An economic expert has now confirmed that China is looking to invest in Lebanon’s infrastructure, especially the power sector.
Lebanon should expect an official message from big Chinese companies regarding an investment in its electricity sector, Economist Hasan Moukalled told Al-Jadeed’s “W Halla2 Shou?”
“I confirm that they are ready to enter the electricity sector,” he asserted.
The investors in question have been debating the magnitude of their investment in that sector, which implies they’ve already set their eyes on Lebanon, Moukalled explained.
In the past two years, Chinese delegations have visited Lebanon more than nine times to deliver messages from 10 Chinese companies that were willing to invest $12.5 billion in massive infrastructure projects in the country.
These projects include railway infrastructure, solar power, cleaning the Litani River, and were proposed to a heavyweight Lebanese official, the expert revealed.
Not only that but, in the past couple of weeks, the Chinese reiterated that their interest in Lebanon has not died out even amid the great crises by which the country is currently overwhelmed.
Despite this eagerness on China’s side, it’s worth noting that, as Dr. Moukalled indicated, “Lebanese officials do not want the Chinese to enter [the electricity] sector.”
Dr. Massoud Daher, head of the Chinese-Lebanese Friendship and Cooperation Committee, echoed this assertion when he told Arab News that China “is forbidden from entering Lebanon in such ways.”
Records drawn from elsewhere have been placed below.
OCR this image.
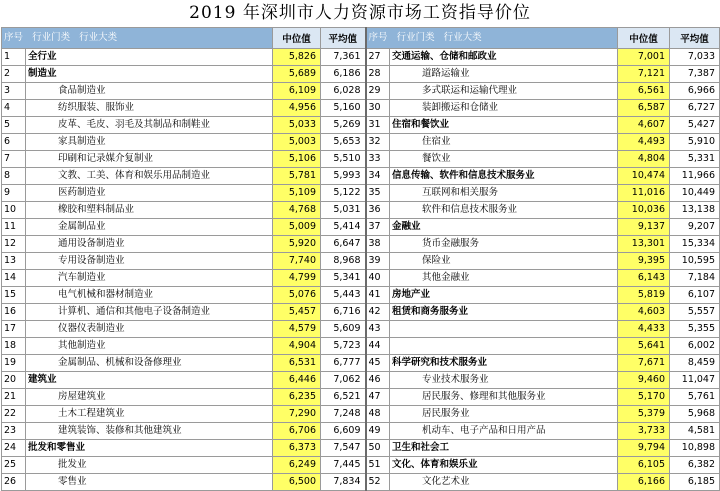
2019 年深圳市人力资源市场工资指导价位
序号 行业门类 行业大类		中位值	平均值	序号 行业门类 行业大类		中位值	平均值
1	全行业	5,826	7,361	27	交通运输、仓储和邮政业	7,001	7,033
2	制造业	5,689	6,186	28	道路运输业	7,121	7,387
3	食品制造业	6,109	6,028	29	多式联运和运输代理业	6,561	6,966
4	纺织服装、服饰业	4,956	5,160	30	装卸搬运和仓储业	6,587	6,727
5	皮革、毛皮、羽毛及其制品和制鞋业	5,033	5,269	31	住宿和餐饮业	4,607	5,427
6	家具制造业	5,003	5,653	32	住宿业	4,493	5,910
7	印刷和记录媒介复制业	5,106	5,510	33	餐饮业	4,804	5,331
8	文教、工美、体育和娱乐用品制造业	5,781	5,993	34	信息传输、软件和信息技术服务业	10,474	11,966
9	医药制造业	5,109	5,122	35	互联网和相关服务	11,016	10,449
10	橡胶和塑料制品业	4,768	5,031	36	软件和信息技术服务业	10,036	13,138
11	金属制品业	5,009	5,414	37	金融业	9,137	9,207
12	通用设备制造业	5,920	6,647	38	货币金融服务	13,301	15,334
13	专用设备制造业	7,740	8,968	39	保险业	9,395	10,595
14	汽车制造业	4,799	5,341	40	其他金融业	6,143	7,184
15	电气机械和器材制造业	5,076	5,443	41	房地产业	5,819	6,107
16	计算机、通信和其他电子设备制造业	5,457	6,716	42	租赁和商务服务业	4,603	5,557
17	仪器仪表制造业	4,579	5,609	43		4,433	5,355
18	其他制造业	4,904	5,723	44		5,641	6,002
19	金属制品、机械和设备修理业	6,531	6,777	45	科学研究和技术服务业	7,671	8,459
20	建筑业	6,446	7,062	46	专业技术服务业	9,460	11,047
21	房屋建筑业	6,235	6,521	47	居民服务、修理和其他服务业	5,170	5,761
22	土木工程建筑业	7,290	7,248	48	居民服务业	5,379	5,968
23	建筑装饰、装修和其他建筑业	6,706	6,609	49	机动车、电子产品和日用产品	3,733	4,581
24	批发和零售业	6,373	7,547	50	卫生和社会工	9,794	10,898
25	批发业	6,249	7,445	51	文化、体育和娱乐业	6,105	6,382
26	零售业	6,500	7,834	52	文化艺术业	6,166	6,185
This explains why the numerous Chinese offers to Lebanon over the past years, particularly those in the electricity sector, have not yielded any results.
In context, Dr. Hasan Moukalled noted that by improving its economic connections with the East, Lebanon does not necessarily have to “divorce” the West.
Allowing investments from the other side is only a matter of opening up new opportunities and increasing the country’s options so that it can choose the optimal path toward better economic and financial conditions.
With that said, and considering a message is once again coming Lebanon’s way from China next Tuesday, will the officials’ position change towards China’s pressing proposals, now that Lebanon is in desperate need of external support?